Under that border, we now know, are at least 50 elaborate smuggling tunnels that have been used — and perhaps still are being used — to resupply Hamas with weapons and ammunition.
That’s one reason John Spencer, chair of urban warfare studies at the U.S. Military Academy, has said that “the approach the U.S. has demanded for Israel’s war has prolonged and caused more destruction then if they had gone in with more overwhelming force and speed.”
He added: “The most likely way to continue the violence and the lack of peace in Israel and Palestine is to leave Hamas in power.”
Conventional wisdom holds that Mr.

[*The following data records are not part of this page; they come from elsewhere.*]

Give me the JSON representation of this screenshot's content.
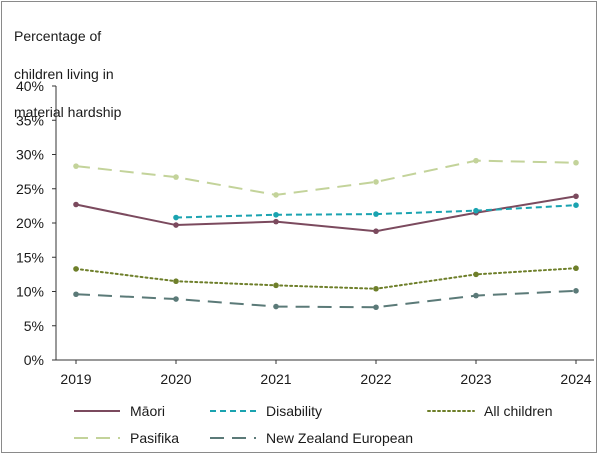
{
  "chart_data": {
    "type": "line",
    "ylabel": "Percentage of children living in material hardship",
    "ylabel_lines": [
      "Percentage of",
      "children living in",
      "material hardship"
    ],
    "x": [
      "2019",
      "2020",
      "2021",
      "2022",
      "2023",
      "2024"
    ],
    "ylim": [
      0,
      40
    ],
    "yticks": [
      0,
      5,
      10,
      15,
      20,
      25,
      30,
      35,
      40
    ],
    "ytick_labels": [
      "0%",
      "5%",
      "10%",
      "15%",
      "20%",
      "25%",
      "30%",
      "35%",
      "40%"
    ],
    "grid": false,
    "legend_position": "bottom",
    "series": [
      {
        "name": "Māori",
        "color": "#7b4a5e",
        "dash": "solid",
        "values": [
          22.7,
          19.7,
          20.2,
          18.8,
          21.5,
          23.9
        ]
      },
      {
        "name": "Disability",
        "color": "#1aa3b0",
        "dash": "dashed",
        "values": [
          null,
          20.8,
          21.2,
          21.3,
          21.8,
          22.6
        ]
      },
      {
        "name": "All children",
        "color": "#6e7f2a",
        "dash": "dotted",
        "values": [
          13.3,
          11.5,
          10.9,
          10.4,
          12.5,
          13.4
        ]
      },
      {
        "name": "Pasifika",
        "color": "#c3d39a",
        "dash": "longdash",
        "values": [
          28.3,
          26.7,
          24.1,
          26.0,
          29.1,
          28.8
        ]
      },
      {
        "name": "New Zealand European",
        "color": "#5b7a78",
        "dash": "longdash",
        "values": [
          9.6,
          8.9,
          7.8,
          7.7,
          9.4,
          10.1
        ]
      }
    ]
  }
}
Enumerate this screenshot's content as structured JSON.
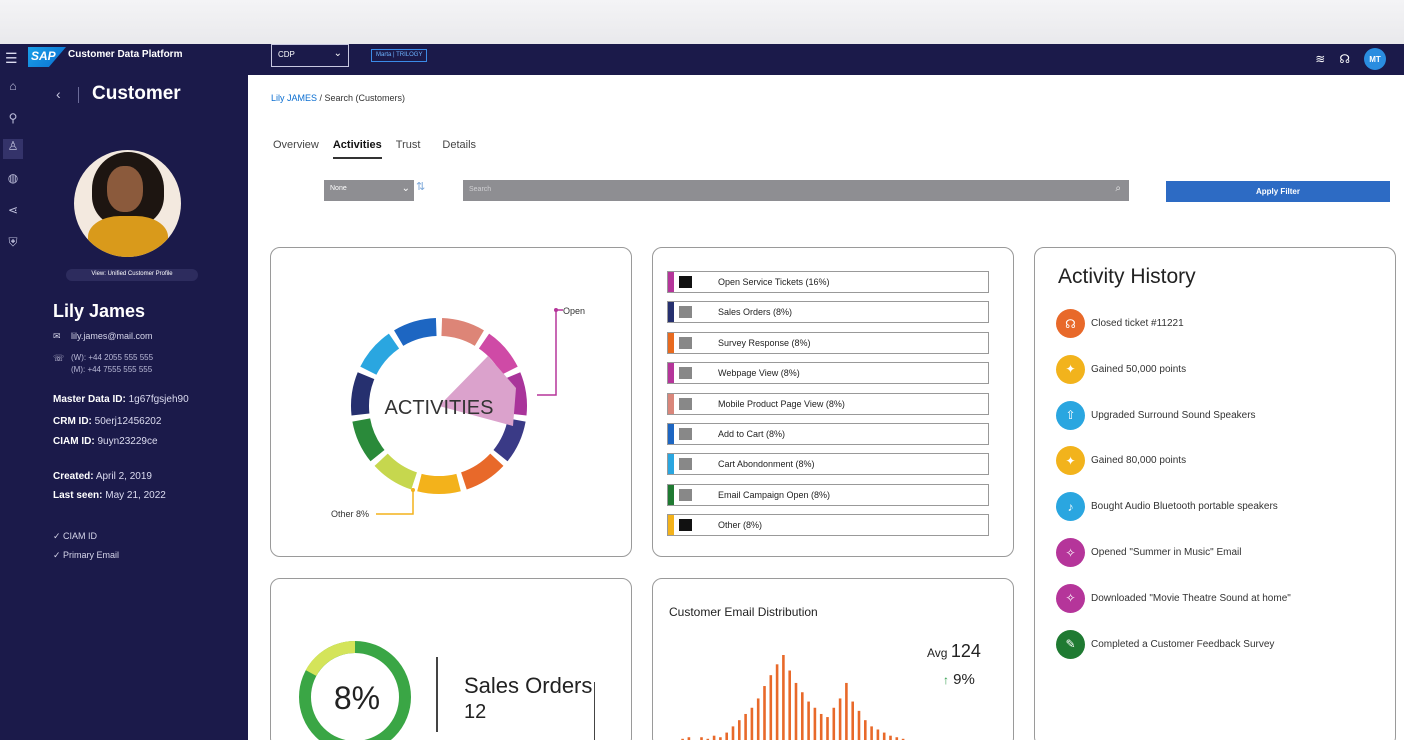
{
  "topbar": {
    "logo": "SAP",
    "app_title": "Customer Data Platform",
    "cdp_select": "CDP",
    "tenant_tag": "Marta | TRILOGY",
    "user_initials": "MT"
  },
  "profile": {
    "header": "Customer",
    "view_button": "View: Unified Customer Profile",
    "name": "Lily James",
    "email": "lily.james@mail.com",
    "phone_work": "(W): +44 2055 555 555",
    "phone_mobile": "(M): +44 7555 555 555",
    "master_data_label": "Master Data ID:",
    "master_data_value": "1g67fgsjeh90",
    "crm_label": "CRM ID:",
    "crm_value": "50erj12456202",
    "ciam_label": "CIAM ID:",
    "ciam_value": "9uyn23229ce",
    "created_label": "Created:",
    "created_value": "April 2, 2019",
    "last_seen_label": "Last seen:",
    "last_seen_value": "May 21, 2022",
    "checks": [
      "CIAM ID",
      "Primary Email"
    ]
  },
  "breadcrumb": {
    "link": "Lily JAMES",
    "rest": " / Search (Customers)"
  },
  "tabs": [
    "Overview",
    "Activities",
    "Trust",
    "Details"
  ],
  "active_tab": "Activities",
  "filters": {
    "select_value": "None",
    "search_placeholder": "Search",
    "apply_label": "Apply Filter"
  },
  "activities_chart": {
    "center_label": "ACTIVITIES",
    "callout_open": "Open",
    "callout_other": "Other 8%"
  },
  "legend": [
    {
      "label": "Open Service Tickets (16%)",
      "bar": "#b5359a",
      "sq": "#111111"
    },
    {
      "label": "Sales Orders (8%)",
      "bar": "#26306f",
      "sq": "#888888"
    },
    {
      "label": "Survey Response (8%)",
      "bar": "#e86a1f",
      "sq": "#888888"
    },
    {
      "label": "Webpage View (8%)",
      "bar": "#b5359a",
      "sq": "#888888"
    },
    {
      "label": "Mobile Product Page View (8%)",
      "bar": "#d9867a",
      "sq": "#888888"
    },
    {
      "label": "Add to Cart (8%)",
      "bar": "#1d66c2",
      "sq": "#888888"
    },
    {
      "label": "Cart Abondonment (8%)",
      "bar": "#2aa6e0",
      "sq": "#888888"
    },
    {
      "label": "Email Campaign Open (8%)",
      "bar": "#1f7a32",
      "sq": "#888888"
    },
    {
      "label": "Other (8%)",
      "bar": "#f3b21b",
      "sq": "#111111"
    }
  ],
  "activity_history": {
    "title": "Activity History",
    "items": [
      {
        "text": "Closed ticket #11221",
        "color": "#e8692a",
        "icon": "headset-icon"
      },
      {
        "text": "Gained 50,000 points",
        "color": "#f2b31c",
        "icon": "points-icon"
      },
      {
        "text": "Upgraded Surround Sound Speakers",
        "color": "#2aa6e0",
        "icon": "upgrade-icon"
      },
      {
        "text": "Gained 80,000 points",
        "color": "#f2b31c",
        "icon": "points-icon"
      },
      {
        "text": "Bought Audio Bluetooth portable speakers",
        "color": "#2aa6e0",
        "icon": "speaker-icon"
      },
      {
        "text": "Opened \"Summer in Music\" Email",
        "color": "#b5359a",
        "icon": "megaphone-icon"
      },
      {
        "text": "Downloaded \"Movie Theatre Sound at home\"",
        "color": "#b5359a",
        "icon": "megaphone-icon"
      },
      {
        "text": "Completed a Customer Feedback Survey",
        "color": "#1f7a32",
        "icon": "survey-icon"
      }
    ]
  },
  "sales_orders": {
    "percent": "8%",
    "title": "Sales Orders",
    "value": "12"
  },
  "email_distribution": {
    "title": "Customer Email Distribution",
    "avg_label": "Avg",
    "avg_value": "124",
    "trend_value": "9%"
  },
  "chart_data": {
    "type": "bar",
    "title": "Customer Email Distribution",
    "values": [
      2,
      4,
      5,
      3,
      5,
      4,
      6,
      5,
      8,
      12,
      16,
      20,
      24,
      30,
      38,
      45,
      52,
      58,
      48,
      40,
      34,
      28,
      24,
      20,
      18,
      24,
      30,
      40,
      28,
      22,
      16,
      12,
      10,
      8,
      6,
      5,
      4,
      3
    ]
  }
}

Biden is attempting to placate the Islamist/leftist alliance — think Rep. Rashida Tlaib and Sen. Bernie Sanders — that, he seems to think, is key to the election outcome in November.
I suspect he also believes, as Barack Obama did as president, that if he just outstretches his hand, America’s enemies will unclench their fists; that by “respecting the equities” of America’s enemies, he can produce a “realignment” — a new “architecture” of the Middle East that will establish his legacy as a brilliant geo-strategist.
And he may believe also, as former President Donald Trump too often does, that there’s always a good deal that a talented negotiator can cut.
The hard truth: Either America maintains the power and will to deter its enemies, or those enemies learn to deter America — over and over.
As for the “students” who are waging the “tentifada” on college campuses and calling Mr. Biden “Genocide Joe,” they’ve been indoctrinated by the radical ideologues who dominate the American educational establishment.
They root for terrorists who mass-murder, mass-rape, kidnap and burn babies, and vow to repeat such atrocities again and again culminating in what they intend to be a second Holocaust. That’s their idea of “social justice.”
On Saturday, Houthis struck an oil tanker in the Red Sea with a ballistic missile. Among their goals: to prove that the U.S., which for decades has been the guarantor of freedom of the seas, is no longer up to the task of enforcing even the most basic of international laws.
President Biden has the power to defeat the Houthis.
With American support, the Ukrainians could drive the Russians from their land.
The Israelis could free Gaza from Hamas’ dictatorial and jihadi rule more quickly and with less loss of life if it actually had what Mr. Biden calls his “ironclad” support.
I asked if you saw a pattern in all this. I suspect you do, but let me spell it out: Tolerating aggression by America’s enemies and limiting support for America’s friends leads, at best, to frozen conflicts. At worst, it leads to vastly increased bloodletting and tragic defeats.
What should be obvious is that such policies never lead to victory, for which, as Gen. Douglas MacArthur famously said, there is no substitute.
• Clifford D. May is founder and president of the Foundation for Defense of Democracies (FDD) and a columnist for The Washington Times.